Cryptocurrency is facing a crisis of confidence after popular crypto exchange FTX filed for bankruptcy, the latest and most significant failure in a series of high-profile collapses.
FTX lent billions of dollars in users’ deposits to an affiliated trading firm that suffered massive losses on risky bets. That left FTX with a shortfall of up to $10 billion, raising the question of whether its users will lose everything.
It’s a shocking turn of events for a respected firm run by Sam Bankman-Fried, a darling on Capitol Hill who cultivated deep relationships with lawmakers and helped them write industry friendly legislation.
Lawmakers on Thursday called on Congress to prioritize legislation to regulate crypto, which isn’t covered by the same consumer protections as more traditional financial products.
“Now more than ever, it is clear that there are major consequences when cryptocurrency entities operate without robust federal oversight and protections for customers,” House Financial Services Committee Chairwoman Maxine Waters (D-Calif.) said in a statement.
Sen. Elizabeth Warren (D-Mass.), a longtime crypto critic, said that the U.S. needs “more aggressive enforcement, not ineffectual rules that the crypto industry is trying to write for itself.”
White House press secretary Karine Jean-Pierre added to the chorus of calls for regulation on Thursday, telling reporters that crypto “risks harming everyday Americans” without proper oversight.
Crypto industry executives were quick to join those calls following FTX’s collapse. But it’s unclear whether Congress will continue to lean on the industry to write legislation after its leading voice in Washington gambled away users’ deposits.
“It’s totally fair that a lot of these lawmakers would be asking some questions,” said Brett Quick, head of government affairs at the Crypto Council for Innovation, an industry lobbying group that brought on FTX.US as a member last month and cut ties on Thursday. “And there may be a period of needing to reestablish some of the trust that has been built by the industry.”
Bankman-Fried was instrumental in crafting the first major crypto bill, unveiled by Sens. Cynthia Lummis (R-Wyo.) and Kirsten Gillibrand (D-N.Y.) in June, which would hand crypto enforcement over to the Commodity Futures Trading Commission instead of the more powerful and aggressive Securities and Exchange Commission (SEC).

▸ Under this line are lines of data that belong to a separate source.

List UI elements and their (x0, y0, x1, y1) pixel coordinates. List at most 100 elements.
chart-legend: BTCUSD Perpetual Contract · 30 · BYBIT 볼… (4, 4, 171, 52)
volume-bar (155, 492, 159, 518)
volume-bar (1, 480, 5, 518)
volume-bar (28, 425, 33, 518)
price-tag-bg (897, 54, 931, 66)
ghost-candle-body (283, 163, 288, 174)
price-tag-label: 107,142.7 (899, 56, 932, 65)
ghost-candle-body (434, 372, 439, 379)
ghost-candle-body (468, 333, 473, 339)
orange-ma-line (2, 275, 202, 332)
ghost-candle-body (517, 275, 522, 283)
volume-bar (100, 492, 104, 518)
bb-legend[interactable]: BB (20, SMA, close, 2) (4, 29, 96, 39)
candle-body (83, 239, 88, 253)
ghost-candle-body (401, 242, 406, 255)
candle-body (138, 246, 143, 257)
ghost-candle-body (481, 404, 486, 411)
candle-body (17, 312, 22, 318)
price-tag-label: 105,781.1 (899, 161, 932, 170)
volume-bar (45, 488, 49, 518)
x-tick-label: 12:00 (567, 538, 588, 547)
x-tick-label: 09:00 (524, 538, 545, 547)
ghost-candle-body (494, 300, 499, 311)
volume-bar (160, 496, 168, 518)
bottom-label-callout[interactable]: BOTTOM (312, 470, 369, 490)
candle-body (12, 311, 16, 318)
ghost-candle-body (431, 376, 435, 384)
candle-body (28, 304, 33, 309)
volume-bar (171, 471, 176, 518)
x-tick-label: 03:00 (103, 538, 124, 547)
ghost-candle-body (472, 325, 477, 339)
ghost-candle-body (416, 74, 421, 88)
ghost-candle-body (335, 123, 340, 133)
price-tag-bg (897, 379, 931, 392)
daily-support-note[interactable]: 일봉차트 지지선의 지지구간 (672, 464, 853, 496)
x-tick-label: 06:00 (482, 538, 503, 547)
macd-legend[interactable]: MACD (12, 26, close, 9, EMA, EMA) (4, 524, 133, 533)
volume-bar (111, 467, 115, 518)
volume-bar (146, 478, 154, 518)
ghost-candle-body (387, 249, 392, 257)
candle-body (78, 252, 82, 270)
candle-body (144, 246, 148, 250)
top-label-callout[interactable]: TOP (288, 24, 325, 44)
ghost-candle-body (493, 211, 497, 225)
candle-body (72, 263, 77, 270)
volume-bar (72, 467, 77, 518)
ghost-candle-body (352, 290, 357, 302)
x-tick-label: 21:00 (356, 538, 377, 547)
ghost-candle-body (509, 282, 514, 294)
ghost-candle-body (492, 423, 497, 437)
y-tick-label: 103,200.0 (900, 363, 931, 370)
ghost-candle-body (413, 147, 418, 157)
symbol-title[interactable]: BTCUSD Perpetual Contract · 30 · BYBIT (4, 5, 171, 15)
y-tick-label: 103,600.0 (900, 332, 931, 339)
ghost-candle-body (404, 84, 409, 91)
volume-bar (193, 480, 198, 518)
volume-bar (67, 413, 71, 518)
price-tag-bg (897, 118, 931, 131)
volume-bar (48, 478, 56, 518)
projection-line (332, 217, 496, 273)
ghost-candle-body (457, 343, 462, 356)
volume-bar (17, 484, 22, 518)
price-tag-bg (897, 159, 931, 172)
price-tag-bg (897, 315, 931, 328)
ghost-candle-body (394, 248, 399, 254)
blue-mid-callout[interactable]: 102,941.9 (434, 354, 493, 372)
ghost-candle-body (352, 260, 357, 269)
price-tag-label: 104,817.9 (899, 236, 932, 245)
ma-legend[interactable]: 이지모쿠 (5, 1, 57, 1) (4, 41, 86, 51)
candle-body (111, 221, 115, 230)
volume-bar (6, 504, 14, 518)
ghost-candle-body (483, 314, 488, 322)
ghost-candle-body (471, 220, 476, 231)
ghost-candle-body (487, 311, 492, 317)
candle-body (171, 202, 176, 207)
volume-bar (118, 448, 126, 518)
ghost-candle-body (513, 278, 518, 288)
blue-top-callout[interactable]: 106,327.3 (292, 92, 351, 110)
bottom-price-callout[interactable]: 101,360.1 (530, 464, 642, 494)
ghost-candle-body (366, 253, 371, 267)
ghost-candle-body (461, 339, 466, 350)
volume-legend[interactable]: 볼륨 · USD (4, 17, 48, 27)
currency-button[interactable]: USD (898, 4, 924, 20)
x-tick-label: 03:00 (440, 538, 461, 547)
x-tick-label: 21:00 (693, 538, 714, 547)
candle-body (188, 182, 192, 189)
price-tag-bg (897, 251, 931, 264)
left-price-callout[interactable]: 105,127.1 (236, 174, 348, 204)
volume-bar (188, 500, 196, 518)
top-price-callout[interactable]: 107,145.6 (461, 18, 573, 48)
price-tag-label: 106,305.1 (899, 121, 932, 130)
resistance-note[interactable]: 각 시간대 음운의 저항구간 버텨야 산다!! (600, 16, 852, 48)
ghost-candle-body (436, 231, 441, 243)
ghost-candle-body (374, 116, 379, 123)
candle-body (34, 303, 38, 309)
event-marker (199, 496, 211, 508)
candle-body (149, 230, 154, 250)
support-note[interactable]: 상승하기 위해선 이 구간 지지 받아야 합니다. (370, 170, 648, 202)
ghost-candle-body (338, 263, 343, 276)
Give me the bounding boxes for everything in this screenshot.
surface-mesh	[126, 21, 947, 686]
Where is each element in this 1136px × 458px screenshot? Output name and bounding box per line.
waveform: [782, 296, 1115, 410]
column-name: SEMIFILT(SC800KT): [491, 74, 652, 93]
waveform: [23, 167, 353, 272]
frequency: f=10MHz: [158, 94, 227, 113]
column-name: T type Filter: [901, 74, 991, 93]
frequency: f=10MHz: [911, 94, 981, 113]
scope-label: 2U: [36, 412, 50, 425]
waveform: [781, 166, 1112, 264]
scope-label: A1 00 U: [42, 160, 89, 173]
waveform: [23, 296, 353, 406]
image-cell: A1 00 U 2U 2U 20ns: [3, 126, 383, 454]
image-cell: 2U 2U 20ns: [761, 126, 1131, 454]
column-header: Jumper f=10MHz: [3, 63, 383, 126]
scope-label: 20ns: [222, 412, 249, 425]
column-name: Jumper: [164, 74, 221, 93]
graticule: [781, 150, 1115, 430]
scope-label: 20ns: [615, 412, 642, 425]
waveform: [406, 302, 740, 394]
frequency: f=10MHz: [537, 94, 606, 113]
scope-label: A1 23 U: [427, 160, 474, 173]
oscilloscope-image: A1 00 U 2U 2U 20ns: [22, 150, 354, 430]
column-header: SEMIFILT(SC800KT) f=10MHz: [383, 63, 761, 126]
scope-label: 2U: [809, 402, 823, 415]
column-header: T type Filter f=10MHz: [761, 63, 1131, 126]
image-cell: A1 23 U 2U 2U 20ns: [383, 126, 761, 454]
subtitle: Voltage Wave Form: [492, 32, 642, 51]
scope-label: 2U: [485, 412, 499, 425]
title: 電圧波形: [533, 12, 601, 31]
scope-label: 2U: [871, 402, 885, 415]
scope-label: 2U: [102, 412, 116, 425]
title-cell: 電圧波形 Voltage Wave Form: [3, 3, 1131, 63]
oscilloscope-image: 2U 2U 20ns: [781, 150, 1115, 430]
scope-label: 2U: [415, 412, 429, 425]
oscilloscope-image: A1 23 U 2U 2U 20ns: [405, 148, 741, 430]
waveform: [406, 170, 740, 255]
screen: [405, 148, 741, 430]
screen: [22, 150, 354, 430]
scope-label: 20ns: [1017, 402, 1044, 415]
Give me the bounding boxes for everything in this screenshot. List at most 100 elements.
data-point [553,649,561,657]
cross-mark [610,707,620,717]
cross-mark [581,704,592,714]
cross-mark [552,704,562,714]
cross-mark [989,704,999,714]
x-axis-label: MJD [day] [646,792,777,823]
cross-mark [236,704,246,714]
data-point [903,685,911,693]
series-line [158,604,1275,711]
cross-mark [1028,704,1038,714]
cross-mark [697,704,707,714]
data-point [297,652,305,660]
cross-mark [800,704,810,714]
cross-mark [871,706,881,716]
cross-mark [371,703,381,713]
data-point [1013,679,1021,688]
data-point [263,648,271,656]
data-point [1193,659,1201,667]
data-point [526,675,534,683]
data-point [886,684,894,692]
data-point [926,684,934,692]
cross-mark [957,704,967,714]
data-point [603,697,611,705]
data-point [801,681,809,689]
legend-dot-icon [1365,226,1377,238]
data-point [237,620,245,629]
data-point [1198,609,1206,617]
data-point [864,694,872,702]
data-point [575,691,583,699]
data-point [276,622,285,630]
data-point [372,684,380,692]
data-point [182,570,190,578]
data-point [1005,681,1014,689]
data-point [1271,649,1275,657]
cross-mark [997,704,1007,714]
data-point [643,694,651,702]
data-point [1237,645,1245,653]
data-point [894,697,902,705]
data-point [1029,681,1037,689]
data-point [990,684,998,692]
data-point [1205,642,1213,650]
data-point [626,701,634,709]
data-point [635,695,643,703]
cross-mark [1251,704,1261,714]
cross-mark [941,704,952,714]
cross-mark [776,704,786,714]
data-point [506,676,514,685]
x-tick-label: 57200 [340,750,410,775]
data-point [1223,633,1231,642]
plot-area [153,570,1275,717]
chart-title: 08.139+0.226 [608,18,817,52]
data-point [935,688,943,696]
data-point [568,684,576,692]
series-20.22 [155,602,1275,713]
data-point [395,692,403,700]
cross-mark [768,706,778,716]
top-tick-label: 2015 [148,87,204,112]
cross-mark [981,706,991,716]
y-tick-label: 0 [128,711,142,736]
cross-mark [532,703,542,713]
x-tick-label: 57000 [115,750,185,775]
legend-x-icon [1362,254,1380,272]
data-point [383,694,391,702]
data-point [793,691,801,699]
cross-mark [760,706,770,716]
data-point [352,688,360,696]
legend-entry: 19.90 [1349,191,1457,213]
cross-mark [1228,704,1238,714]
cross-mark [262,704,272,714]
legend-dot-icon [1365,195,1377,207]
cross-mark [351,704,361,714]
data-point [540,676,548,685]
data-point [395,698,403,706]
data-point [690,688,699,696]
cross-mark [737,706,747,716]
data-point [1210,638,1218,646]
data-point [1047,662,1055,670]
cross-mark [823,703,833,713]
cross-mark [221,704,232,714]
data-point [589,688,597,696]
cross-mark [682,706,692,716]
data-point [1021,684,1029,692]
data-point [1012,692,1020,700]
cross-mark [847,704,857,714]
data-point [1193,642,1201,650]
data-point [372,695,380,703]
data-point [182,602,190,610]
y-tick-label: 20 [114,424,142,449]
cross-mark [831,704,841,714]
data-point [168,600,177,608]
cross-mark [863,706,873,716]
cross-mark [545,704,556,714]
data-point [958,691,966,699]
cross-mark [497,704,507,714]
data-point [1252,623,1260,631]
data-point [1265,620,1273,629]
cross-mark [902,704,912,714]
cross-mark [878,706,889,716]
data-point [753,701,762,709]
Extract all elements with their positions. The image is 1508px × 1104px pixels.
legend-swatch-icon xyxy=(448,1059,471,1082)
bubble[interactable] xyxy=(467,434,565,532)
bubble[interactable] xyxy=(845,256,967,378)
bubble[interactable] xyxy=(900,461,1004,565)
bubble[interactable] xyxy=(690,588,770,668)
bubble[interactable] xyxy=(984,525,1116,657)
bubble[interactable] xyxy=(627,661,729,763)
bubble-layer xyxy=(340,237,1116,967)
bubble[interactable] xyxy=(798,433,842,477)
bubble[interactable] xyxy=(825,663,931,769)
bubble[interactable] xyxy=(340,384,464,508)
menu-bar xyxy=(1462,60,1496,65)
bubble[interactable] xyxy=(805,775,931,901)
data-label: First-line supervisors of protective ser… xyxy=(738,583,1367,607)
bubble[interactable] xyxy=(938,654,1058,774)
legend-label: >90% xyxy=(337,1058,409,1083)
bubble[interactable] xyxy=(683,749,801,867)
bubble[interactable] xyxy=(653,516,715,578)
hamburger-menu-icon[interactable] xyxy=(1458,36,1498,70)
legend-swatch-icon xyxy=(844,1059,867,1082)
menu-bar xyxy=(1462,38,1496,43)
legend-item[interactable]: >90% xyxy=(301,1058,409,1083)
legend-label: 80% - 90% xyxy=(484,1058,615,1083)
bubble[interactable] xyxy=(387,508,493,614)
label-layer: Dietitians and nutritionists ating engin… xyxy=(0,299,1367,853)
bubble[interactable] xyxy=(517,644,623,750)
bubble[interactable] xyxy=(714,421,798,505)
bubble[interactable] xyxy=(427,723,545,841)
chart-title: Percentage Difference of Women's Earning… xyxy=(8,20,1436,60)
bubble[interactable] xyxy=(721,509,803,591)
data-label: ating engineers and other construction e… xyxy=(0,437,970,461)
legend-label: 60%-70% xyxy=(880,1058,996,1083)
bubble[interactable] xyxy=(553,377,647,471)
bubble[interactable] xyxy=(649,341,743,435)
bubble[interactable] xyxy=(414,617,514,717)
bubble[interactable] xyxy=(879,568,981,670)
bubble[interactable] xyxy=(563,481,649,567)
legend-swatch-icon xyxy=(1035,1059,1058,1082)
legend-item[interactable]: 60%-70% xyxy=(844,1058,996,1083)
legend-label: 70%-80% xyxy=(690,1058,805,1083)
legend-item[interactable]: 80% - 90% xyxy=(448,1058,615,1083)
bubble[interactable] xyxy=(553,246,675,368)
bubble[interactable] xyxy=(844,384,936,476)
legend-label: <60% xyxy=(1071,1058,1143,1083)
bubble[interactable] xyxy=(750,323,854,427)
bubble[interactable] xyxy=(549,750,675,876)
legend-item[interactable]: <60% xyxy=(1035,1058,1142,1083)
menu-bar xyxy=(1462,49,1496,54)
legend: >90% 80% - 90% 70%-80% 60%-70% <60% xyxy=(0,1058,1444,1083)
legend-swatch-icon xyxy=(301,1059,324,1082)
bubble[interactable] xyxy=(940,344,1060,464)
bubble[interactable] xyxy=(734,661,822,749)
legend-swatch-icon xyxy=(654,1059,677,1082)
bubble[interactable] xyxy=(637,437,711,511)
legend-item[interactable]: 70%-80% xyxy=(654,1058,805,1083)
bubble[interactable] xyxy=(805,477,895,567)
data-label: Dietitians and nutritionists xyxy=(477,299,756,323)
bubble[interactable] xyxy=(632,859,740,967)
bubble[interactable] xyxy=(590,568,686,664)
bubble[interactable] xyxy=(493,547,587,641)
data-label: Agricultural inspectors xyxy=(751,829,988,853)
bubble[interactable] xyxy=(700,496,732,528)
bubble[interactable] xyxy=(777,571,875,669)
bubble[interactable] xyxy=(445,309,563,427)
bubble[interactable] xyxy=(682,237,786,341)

His nearly $40 million in political contributions during the 2022 midterm election cycle raised eyebrows from some in the crypto industry who believed that Bankman-Fried was trying to dominate the conversation in D.C. around crypto rules.
“Anything he was involved in is tainted now, in my opinion, and I think people need to take a step back and ask themselves, why did FTX want this bill?” said Lee Reiners, policy director at Duke University’s Global Financial Economics Center.
“Why does crypto want the CFTC to be their regulator?” he continued. “And is that compatible with investor protection and minimizing risks to financial stability?”
The SEC and CFTC are investigating whether FTX mishandled users’ funds, according to Bloomberg. The SEC’s probe began months ago, the outlet reported.
Bankman-Fried tweeted Thursday that U.S. users will not be affected by the funding shortfall, a claim that drew skepticism from crypto experts. International users face the biggest threat of losing all of their deposits if FTX declares bankruptcy.
FTX has been attempting to raise money in a last-ditch effort to plug the shortfall. Binance, the largest trading platform by volume, initially agreed to buy out FTX but pulled out after reviewing its balance sheet.
Rival crypto executives said Thursday that FTX’s collapse will inflict lasting reputational damage, arguing that the industry has failed to root out bad actors that undermine crypto’s credibility.
“This isn’t about aiming high and missing. This is about recklessness, greed, self-interest, hubris, sociopathic behavior that causes a person to risk all the hard-won progress this industry has earned over a decade, for their own personal gain,” tweeted Jesse Powell, CEO of crypto exchange Kraken.
Still, FTX was considered one of the more reliable firms in the crypto industry, and it joins a growing list of crypto firms to collapse amid falling crypto values.
Crypto lender Celsius Network declared bankruptcy in July after it blew user funds on risky bets, leaving the company with a $1.2 billion shortfall. That came shortly after fellow crypto lender Voyager also declared bankruptcy. Both companies blocked users from withdrawing their funds.
FTX’s demise could upend other crypto firms. BlockFi, which received a line of credit from FTX to stay operational in June, halted withdrawals on Thursday, citing a “lack of clarity” around FTX.
The Consumer Financial Protection Bureau on Thursday released a report pointing to an uptick in complaints about crypto scams, hacks and bankruptcies.
“Our analysis of consumer complaints suggests that bad actors are leveraging crypto-assets to perpetrate fraud on the public,” Rohit Chopra, the bureau’s director, said in a statement.
Rising interest rates and historic inflation drove investors away from crypto and other risky assets, wreaking havoc on the industry that was betting on continued growth.
Crypto values began to plummet in May after TerraUSD, a stablecoin that was supposed to stay constant with the dollar, lost most of its value in a matter of days, wiping out around $60 billion in investor funds. Do Kwon, the coin’s creator, is currently wanted by Interpol.
The collapse caused crypto hedge fund Three Arrows Capital to lose its $10 billion in assets. Officials haven’t been able to locate the firm’s founders Su Zhu and Kyle Davies.
Bitcoin, the most popular cryptocurrency, is down 74 percent from its all-time high last year, while lesser-known coins have been hit even harder.